M. Ahmed Salem Ould Saleck est un ancien cadre de la SNIM. Devenu directeur de la société des Mines de l’Inchiri (SAMIN), il hérite du poste de fédéral PRDS du Tagant. Période pendant laquelle il s’est fait remarquer par sa franchise et son indépendance d’esprit. Évidement, chacune des tendances politiques qui se disputaient l’arène politique lui trouvait des noises. Face à cela, il nous disait, lors d’une interview avec le Calame, en 1996 ceci : ‘’autant je condamne la précipitation des jeunes à pousser dehors, l’ancienne classe, autant je m’oppose au refus de ces derniers à refuser de faire de la place au soleil à la nouvelle génération’’. Après cette parenthèse politique, il est propulsé ministre du développement rural, secrétaire général de l’OMVS et enfin ambassadeur de Mauritanie en Tunisie. Une carrière particulièrement riche. A la retraite depuis quelques années, il continue à garder toute sa verve, tout son franc-parler. ‘’Je dis ce que je pense, sans détour, martèle-t-il, je ne sais pas si c’est une qualité ou un défaut dans un pays où l’hypocrisie a fini de désarticuler toutes les échelles de valeurs’’.

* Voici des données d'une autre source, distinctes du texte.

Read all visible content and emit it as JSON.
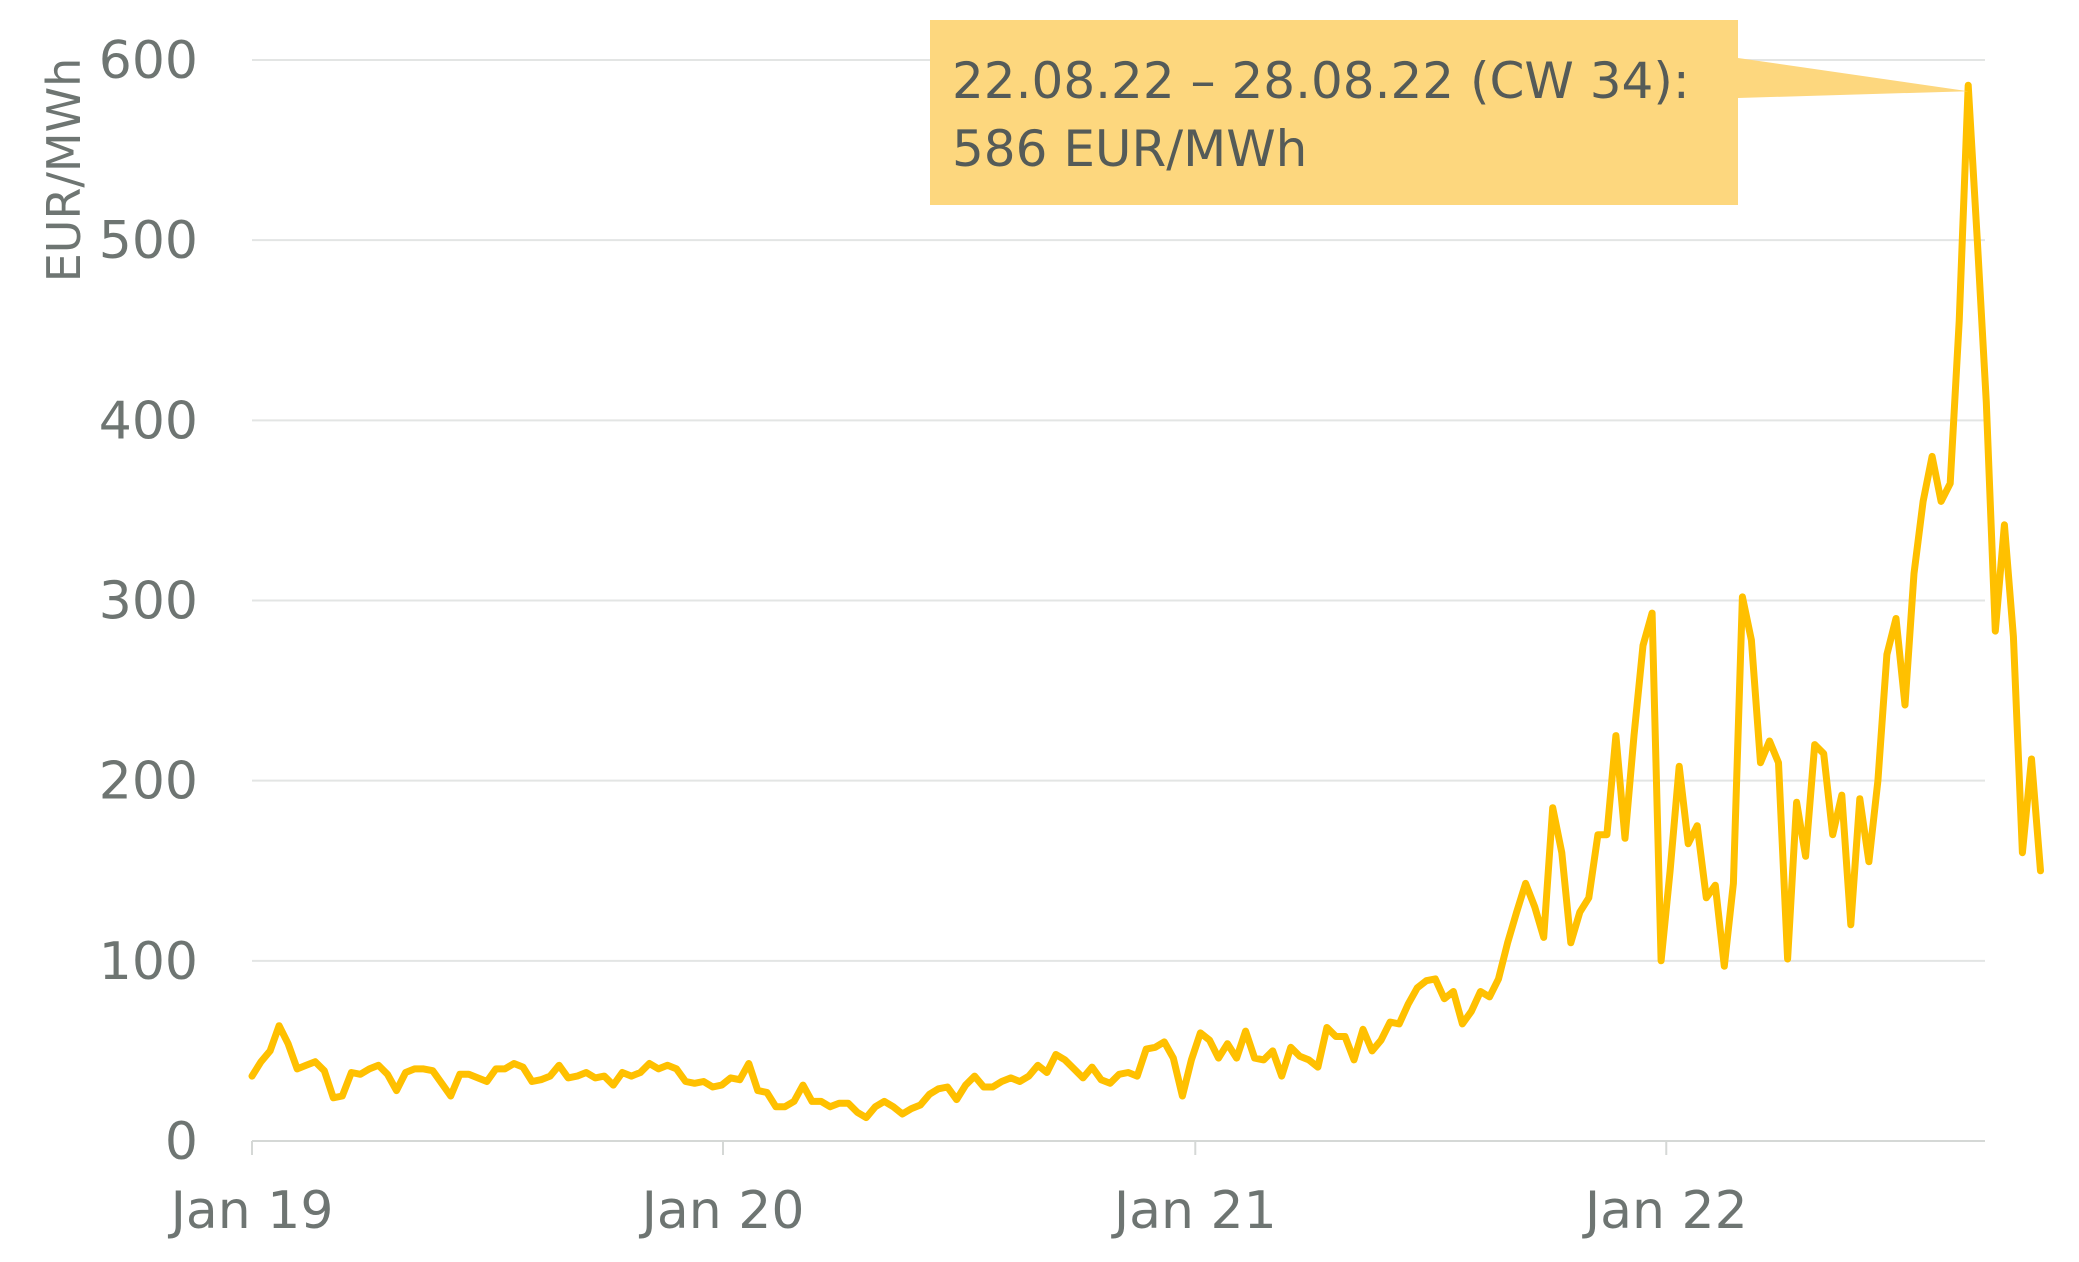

Dans une interview exclusive accordée au Calame, Ahmed Salem Ould Saleck jette un regard lucide, parfois passionné sur toutes les questions politiques, économiques et sociales de la patrie. Il dit ce qu’il pense du candidat Ghazwani, ce qu’il attend de lui, pourquoi l’UPR ne l’a pas investi, ses espoirs pour le pays et ses citoyens et tacle enfin sévèrement l’opposition. A lire et à méditer
Le Calame : Le Calame comme de nombreux mauritaniens, vous avez suivi la déclaration de la candidature du général Ghazwani, le 1er mars au stade de la capitale. Qu’avez-vous retenu de sa première prise de parole ? Et parmi les thèmes qu’il a abordés, lequel vous a paru plus pertinent ?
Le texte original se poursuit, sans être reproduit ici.